January 29 2016
Principal’s Message Jan. 27, 16
Behold, children are a gift of the LORD, The fruit of the womb is a reward. Like arrows in the hand of a warrior, So are the children of one’s youth. How blessed is the man whose quiver is full of them; They will not be ashamed When they speak with their enemies in the gate. Psalm 127:3-5
At NIS the teachers have the privilege of teaching your children about all kinds of different things; Mathematics, English Literacy, Chinese, Music, PE, Geography, Science, and Art, just to name a few. A child’s parents will always be their first and most important teachers, but in teaching them these subjects we understand that because of our training, and the time and resources we have available to us, that we are the ones best able to teach your children about certain things.
While the teachers at NIS do a fantastic job of teaching your children, there are some things that your children should learn from no one but YOU! I recently came across a great article from author and parent expert, Sarah Hamaker, who identifies 6 things that your child should learn from no one else but you:
A child’s mind has often been compared to a sponge—soaking up knowledge wherever he goes. A child is learning all the time through play, school, home, and life in general. His inquisitive mind is busy figuring out what makes the world tick, what happens when X occurs, and why the sky is blue and peanuts make some kids sick. The curiosity of a child can be a very beautiful thing to behold—sometimes, I wish I still had that childlike sense of wonder as the light of knowledge dawns.
But whether you home school or send your kids to private or public school, there are some things that a child should learn from no one but his mom or dad. While we might outsource geometry or literature, we shouldn’t sit back and let someone else teach our kids the important things in life. This list is by no means comprehensive—rather, it’s more of a big picture to get you thinking about what your children should learn from no one but you.
1. Faith. The Bible is very clear that it’s the parents’ responsibility to raise up our children in the ways of the Lord (Proverbs 22:6). While we won’t get bogged down in particulars here, you should teach your children the fundamentals of your faith: prayer, tenets of your faith, why we believe what we believe. These are things we should both model and teach to our children.
2. Sexuality. Sure, you can let the schools teach the basic biology but no matter where your child is educated, you should be the primary source of information related to sex and sexuality. This doesn’t have to be heavy conversations about the birds and the bees (although those do need to take place at certain stages of a child’s life), but instead focus on the nuances of sexuality. Parents should also make the most of the natural opportunities granted through the media, classmates, family members, and other events.

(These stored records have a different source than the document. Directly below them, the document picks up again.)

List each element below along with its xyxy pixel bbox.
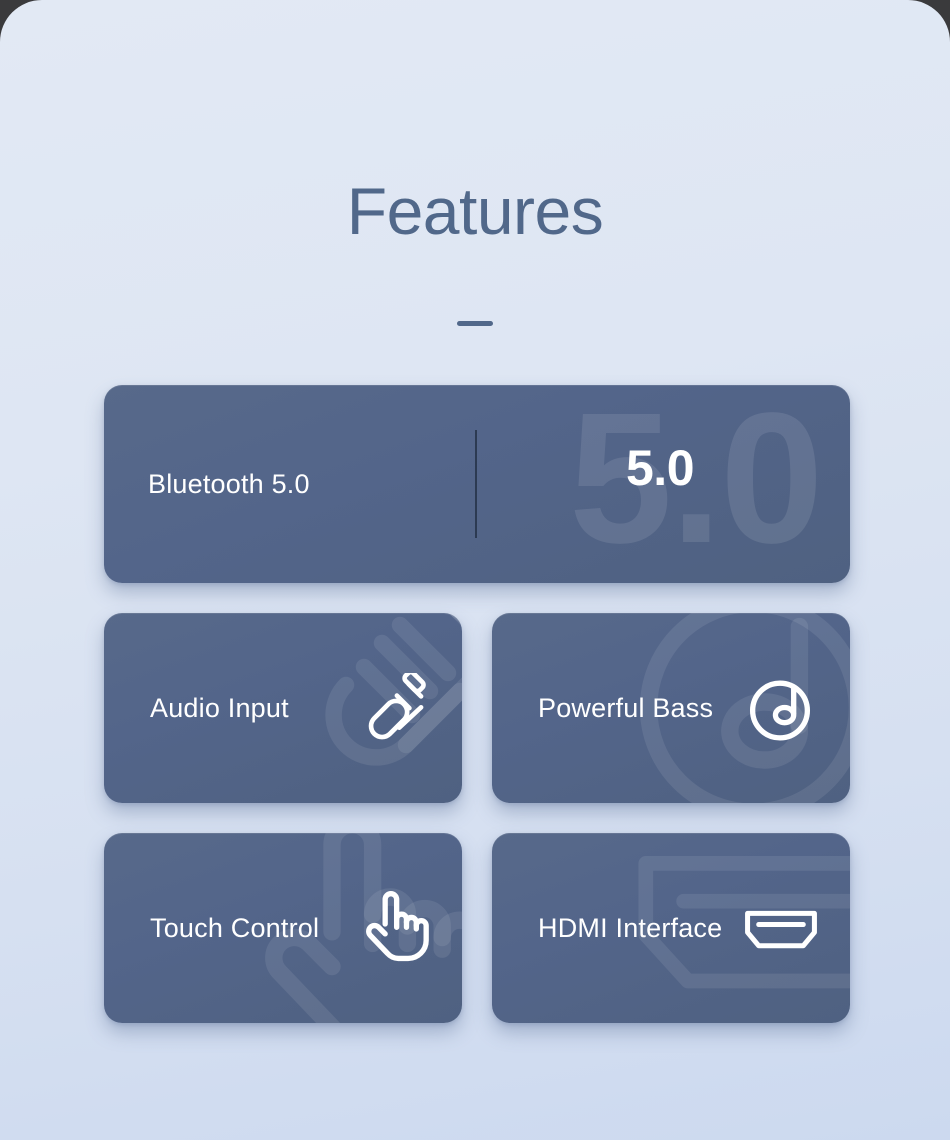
features-row-1: Bluetooth 5.0 5.0 5.0 [104, 385, 850, 583]
audio-jack-plug-icon [354, 673, 432, 751]
feature-label-audio-input: Audio Input [150, 693, 289, 724]
feature-label-touch-control: Touch Control [150, 913, 319, 944]
feature-label-bluetooth: Bluetooth 5.0 [148, 469, 310, 500]
features-section: Features Bluetooth 5.0 5.0 5.0 Audio Inp… [0, 0, 950, 1140]
title-underline-dash [457, 321, 493, 326]
feature-label-powerful-bass: Powerful Bass [538, 693, 713, 724]
page-title: Features [0, 178, 950, 244]
bluetooth-version-value: 5.0 [626, 443, 694, 493]
feature-label-hdmi-interface: HDMI Interface [538, 913, 722, 944]
music-note-circle-icon [742, 671, 818, 747]
tap-hand-icon [354, 881, 436, 967]
section-header: Features [0, 0, 950, 326]
card-divider [475, 430, 477, 538]
features-grid: Bluetooth 5.0 5.0 5.0 Audio Input [104, 385, 850, 1023]
feature-card-touch-control[interactable]: Touch Control [104, 833, 462, 1023]
feature-card-powerful-bass[interactable]: Powerful Bass [492, 613, 850, 803]
bluetooth-version-watermark: 5.0 [569, 385, 822, 579]
features-row-3: Touch Control [104, 833, 850, 1023]
feature-card-bluetooth[interactable]: Bluetooth 5.0 5.0 5.0 [104, 385, 850, 583]
features-row-2: Audio Input [104, 613, 850, 803]
feature-card-hdmi-interface[interactable]: HDMI Interface [492, 833, 850, 1023]
feature-card-audio-input[interactable]: Audio Input [104, 613, 462, 803]
hdmi-port-icon [742, 901, 820, 957]
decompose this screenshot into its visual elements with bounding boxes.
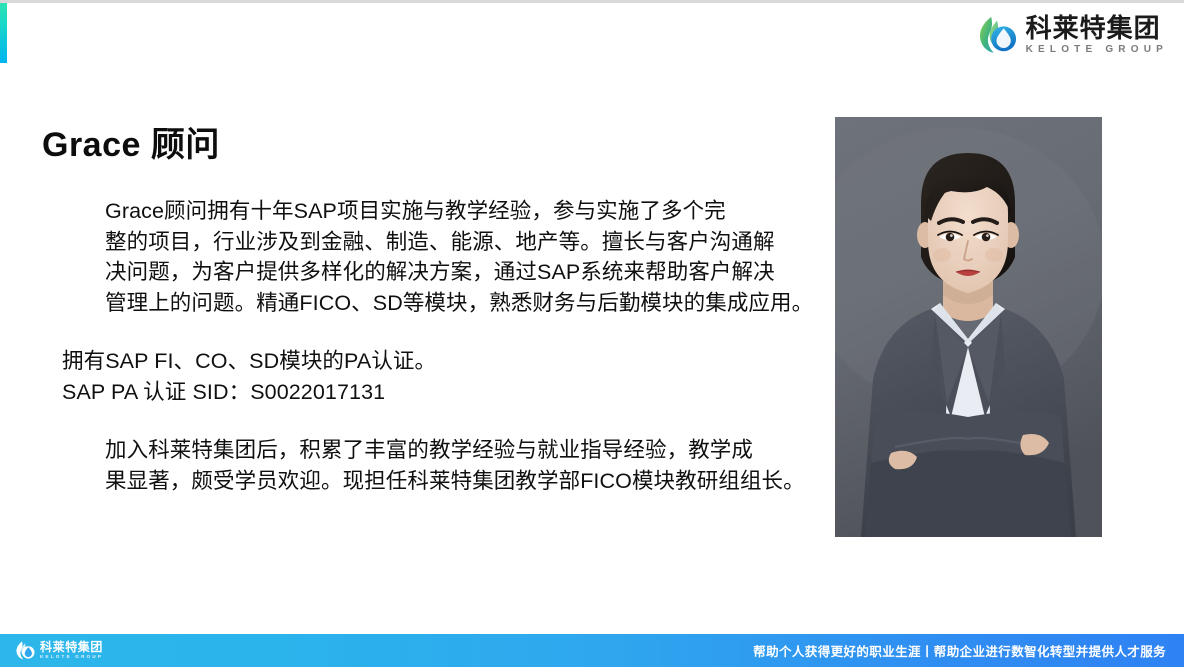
header-logo-name-cn: 科莱特集团	[1026, 15, 1168, 42]
paragraph-intro-line-2: 整的项目，行业涉及到金融、制造、能源、地产等。擅长与客户沟通解	[62, 227, 822, 258]
body-text-column: Grace顾问拥有十年SAP项目实施与教学经验，参与实施了多个完 整的项目，行业…	[62, 196, 822, 496]
kelote-flame-droplet-icon	[975, 14, 1017, 56]
paragraph-spacer-1	[62, 318, 822, 346]
footer-logo: 科莱特集团 KELOTE GROUP	[14, 640, 103, 661]
header-logo-wordmark: 科莱特集团 KELOTE GROUP	[1026, 15, 1168, 55]
paragraph-experience-line-2: 果显著，颇受学员欢迎。现担任科莱特集团教学部FICO模块教研组组长。	[62, 466, 822, 497]
header-logo-name-en: KELOTE GROUP	[1026, 45, 1168, 55]
footer-bar: 科莱特集团 KELOTE GROUP 帮助个人获得更好的职业生涯丨帮助企业进行数…	[0, 634, 1184, 667]
portrait-photo	[835, 117, 1102, 537]
certification-modules-line: 拥有SAP FI、CO、SD模块的PA认证。	[62, 346, 822, 377]
paragraph-experience: 加入科莱特集团后，积累了丰富的教学经验与就业指导经验，教学成 果显著，颇受学员欢…	[62, 435, 822, 496]
paragraph-experience-line-1: 加入科莱特集团后，积累了丰富的教学经验与就业指导经验，教学成	[62, 435, 822, 466]
footer-logo-name-cn: 科莱特集团	[40, 641, 103, 654]
accent-bar	[0, 3, 7, 63]
certification-sid-line: SAP PA 认证 SID：S0022017131	[62, 377, 822, 408]
footer-logo-name-en: KELOTE GROUP	[40, 655, 103, 660]
paragraph-spacer-2	[62, 407, 822, 435]
paragraph-intro-line-3: 决问题，为客户提供多样化的解决方案，通过SAP系统来帮助客户解决	[62, 257, 822, 288]
paragraph-intro-line-1: Grace顾问拥有十年SAP项目实施与教学经验，参与实施了多个完	[62, 196, 822, 227]
kelote-flame-droplet-icon-white	[14, 640, 35, 661]
paragraph-certifications: 拥有SAP FI、CO、SD模块的PA认证。 SAP PA 认证 SID：S00…	[62, 346, 822, 407]
slide-root: 科莱特集团 KELOTE GROUP Grace 顾问 Grace顾问拥有十年S…	[0, 0, 1184, 667]
footer-tagline: 帮助个人获得更好的职业生涯丨帮助企业进行数智化转型并提供人才服务	[753, 641, 1166, 660]
header-logo: 科莱特集团 KELOTE GROUP	[975, 14, 1168, 56]
paragraph-intro-line-4: 管理上的问题。精通FICO、SD等模块，熟悉财务与后勤模块的集成应用。	[62, 288, 822, 319]
page-title: Grace 顾问	[42, 126, 220, 165]
footer-logo-wordmark: 科莱特集团 KELOTE GROUP	[40, 641, 103, 659]
paragraph-intro: Grace顾问拥有十年SAP项目实施与教学经验，参与实施了多个完 整的项目，行业…	[62, 196, 822, 318]
slide-top-rule	[0, 0, 1184, 3]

3. Values. There are things that you value as a family. Among Christians, much will look the same, but there are things you will value differently, such as family traditions, ways of relating to one another, etc. You
4. Love. We love our kids so much, we probably think it’s obvious to them. But the world presents so many different kinds of love that we should make sure our kids learn real love from us. Show them by example how to love a husband or wife. Show them unconditional love by loving them no matter what. Show them tangible love by doing things for them, like cooking their favorite meal just because, mending their favorite jeans and snuggling over a good book. There are a thousand and one ways we can demonstrate love for our kids. Find little ways and big ways to show your children how much you love them.
5. Santa Claus. Whether you believe in the Easter Bunny, Santa Claus or the Tooth Fairy, chances are your child will likely spend part of her childhood believing in that sort of magical figure. You should be the one to tell your child the truth about those figures because you know when the timing and messaging is right and appropriate for your kids.
6. The Right Thing. Children should learn from their parents that it is important to do the right thing in spite of what others have done. If we don’t provide them with guidelines on what to do when confronted with choosing the right path or the wrong one, our children will be more likely to falter.